少しやけになって用意されていたクッキーを頬張る。バターの味が口の中に広がって美味しい、ステンドグラスクッキーも美味しいな。さすが王族が食べるだけのものだ、素材から美味いんだろうな。
「気に入りましたか?」
「はい、とても美味しいです。弟に食べさせたいんですけどどこの店のものですか?」
「城下町にある菓子屋のものですけど、弟様がいるんでしたっけ」
「いますね、テオドールというんですが二つ年が離れていて魔法の腕は俺よりも上なんです」
「なら私と同い年です!仲良く出来たらいいんですが」
「きっと仲良くなれますよ、テオはいい子なのでとても優しいですから。

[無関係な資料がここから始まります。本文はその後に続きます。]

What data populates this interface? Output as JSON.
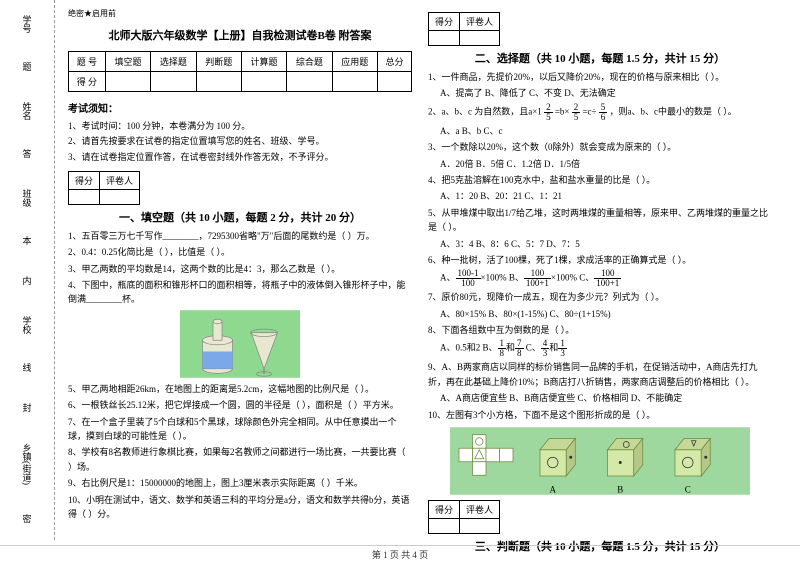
{
  "margin_labels": [
    "学号",
    "姓名",
    "班级",
    "学校",
    "乡镇(街道)"
  ],
  "margin_markers": [
    "题",
    "答",
    "本",
    "内",
    "线",
    "封",
    "密"
  ],
  "header_small": "绝密★启用前",
  "title": "北师大版六年级数学【上册】自我检测试卷B卷 附答案",
  "score_header": [
    "题 号",
    "填空题",
    "选择题",
    "判断题",
    "计算题",
    "综合题",
    "应用题",
    "总分"
  ],
  "score_row": "得 分",
  "notice_title": "考试须知：",
  "notices": [
    "1、考试时间：100 分钟，本卷满分为 100 分。",
    "2、请首先按要求在试卷的指定位置填写您的姓名、班级、学号。",
    "3、请在试卷指定位置作答，在试卷密封线外作答无效，不予评分。"
  ],
  "mini_table": {
    "c1": "得分",
    "c2": "评卷人"
  },
  "section1_title": "一、填空题（共 10 小题，每题 2 分，共计 20 分）",
  "q1_items": [
    "1、五百零三万七千写作________，7295300省略\"万\"后面的尾数约是（    ）万。",
    "2、0.4：0.25化简比是（        ），比值是（        ）。",
    "3、甲乙两数的平均数是14，这两个数的比是4：3，那么乙数是（    ）。",
    "4、下图中，瓶底的面积和锥形杯口的面积相等，将瓶子中的液体倒入锥形杯子中，能倒满________杯。"
  ],
  "q1_items_b": [
    "5、甲乙两地相距26km，在地图上的距离是5.2cm，这幅地图的比例尺是（        ）。",
    "6、一根铁丝长25.12米，把它焊接成一个圆，圆的半径是（        ），面积是（        ）平方米。",
    "7、在一个盒子里装了5个白球和5个黑球，球除颜色外完全相同。从中任意摸出一个球，摸到白球的可能性是（        ）。",
    "8、学校有8名教师进行象棋比赛，如果每2名教师之间都进行一场比赛，一共要比赛（    ）场。",
    "9、右比例尺是1：15000000的地图上，图上3厘米表示实际距离（    ）千米。",
    "10、小明在测试中，语文、数学和英语三科的平均分是a分，语文和数学共得b分，英语得（    ）分。"
  ],
  "section2_title": "二、选择题（共 10 小题，每题 1.5 分，共计 15 分）",
  "q2_items": [
    {
      "stem": "1、一件商品，先提价20%，以后又降价20%，现在的价格与原来相比（    ）。",
      "opts": "A、提高了    B、降低了    C、不变    D、无法确定"
    },
    {
      "stem_html": "2、a、b、c 为自然数，且a×1 <span class='frac'><span class='n'>2</span><span class='d'>5</span></span> =b× <span class='frac'><span class='n'>2</span><span class='d'>5</span></span> =c÷ <span class='frac'><span class='n'>5</span><span class='d'>6</span></span> ，则a、b、c中最小的数是（    ）。",
      "opts": "A、a    B、b    C、c"
    },
    {
      "stem": "3、一个数除以20%，这个数（0除外）就会变成为原来的（    ）。",
      "opts": "A．20倍    B．5倍    C．1.2倍    D．1/5倍"
    },
    {
      "stem": "4、把5克盐溶解在100克水中，盐和盐水重量的比是（    ）。",
      "opts": "A、1：20    B、20：21    C、1：21"
    },
    {
      "stem": "5、从甲堆煤中取出1/7给乙堆，这时两堆煤的重量相等，原来甲、乙两堆煤的重量之比是（    ）。",
      "opts": "A、3：4    B、8：6    C、5：7    D、7：5"
    },
    {
      "stem": "6、种一批树，活了100棵，死了1棵，求成活率的正确算式是（    ）。",
      "opts_html": "A、<span class='frac'><span class='n'>100-1</span><span class='d'>100</span></span>×100%    B、<span class='frac'><span class='n'>100</span><span class='d'>100+1</span></span>×100%    C、<span class='frac'><span class='n'>100</span><span class='d'>100+1</span></span>"
    },
    {
      "stem": "7、原价80元，现降价一成五，现在为多少元？列式为（    ）。",
      "opts": "A、80×15%    B、80×(1-15%)    C、80÷(1+15%)"
    },
    {
      "stem": "8、下面各组数中互为倒数的是（    ）。",
      "opts_html": "A、0.5和2    B、<span class='frac'><span class='n'>1</span><span class='d'>8</span></span>和<span class='frac'><span class='n'>7</span><span class='d'>8</span></span>    C、<span class='frac'><span class='n'>4</span><span class='d'>3</span></span>和<span class='frac'><span class='n'>1</span><span class='d'>3</span></span>"
    },
    {
      "stem": "9、A、B两家商店以同样的标价销售同一品牌的手机，在促销活动中，A商店先打九折，再在此基础上降价10%；B商店打八折销售，两家商店调整后的价格相比（    ）。",
      "opts": "A、A商店便宜些    B、B商店便宜些    C、价格相同    D、不能确定"
    },
    {
      "stem": "10、左图有3个小方格，下面不是这个图形折成的是（    ）。"
    }
  ],
  "section3_title": "三、判断题（共 10 小题，每题 1.5 分，共计 15 分）",
  "footer": "第 1 页 共 4 页",
  "bottle_colors": {
    "bg": "#8fd88f",
    "bottle": "#e8e8d0",
    "liquid": "#7aa8e8"
  },
  "cube_colors": {
    "bg": "#9ed89e",
    "face": "#d4e8a8",
    "edge": "#6a8a3a"
  }
}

もし王女殿下の身に何かあればすぐに対処してくれるでしょうし。学院に入学したらテオに声をかけてみてください」
「ありがとうございますリオン様!学院ですか…リオン様と姿をたくさん見れるので嬉しいです」
あ、俺は学院と聞いて思い出した。俺は学院には行かないことを伝えるとフランはあからさまに悲しそうな顔をした。その顔は俺の良心が痛む!やめてくれ!こっちも泣きそうだよ。
「そうでしたか…少し、寂しいです」
「帰国できるタイミングがあれば必ず帰ってきますので。もし、フラン王女殿下が俺になにか共有したいことや些細なことでも共有したいというなら手紙を送ってください。返事を出しますから」
「いいのですか!?」
「婚約者ですし、それにフラン王女殿下のことをもっと知りたくなったので」
「本当ですか?嬉しいです」
そうして俺とフランは日が傾き始めたことまで楽しくお茶をした。
バカ殿下はというと、城下町で遊び呆けて俺のことを完全に忘れていたとのこと。本当にふざけるなと思い、しばらく城に来てくれという手紙は無視することにした。父上には行ったほうがいいぞと言われたが知らん。俺はそんなやつの相手をするよりも鍛錬して死なないようにするんだよ!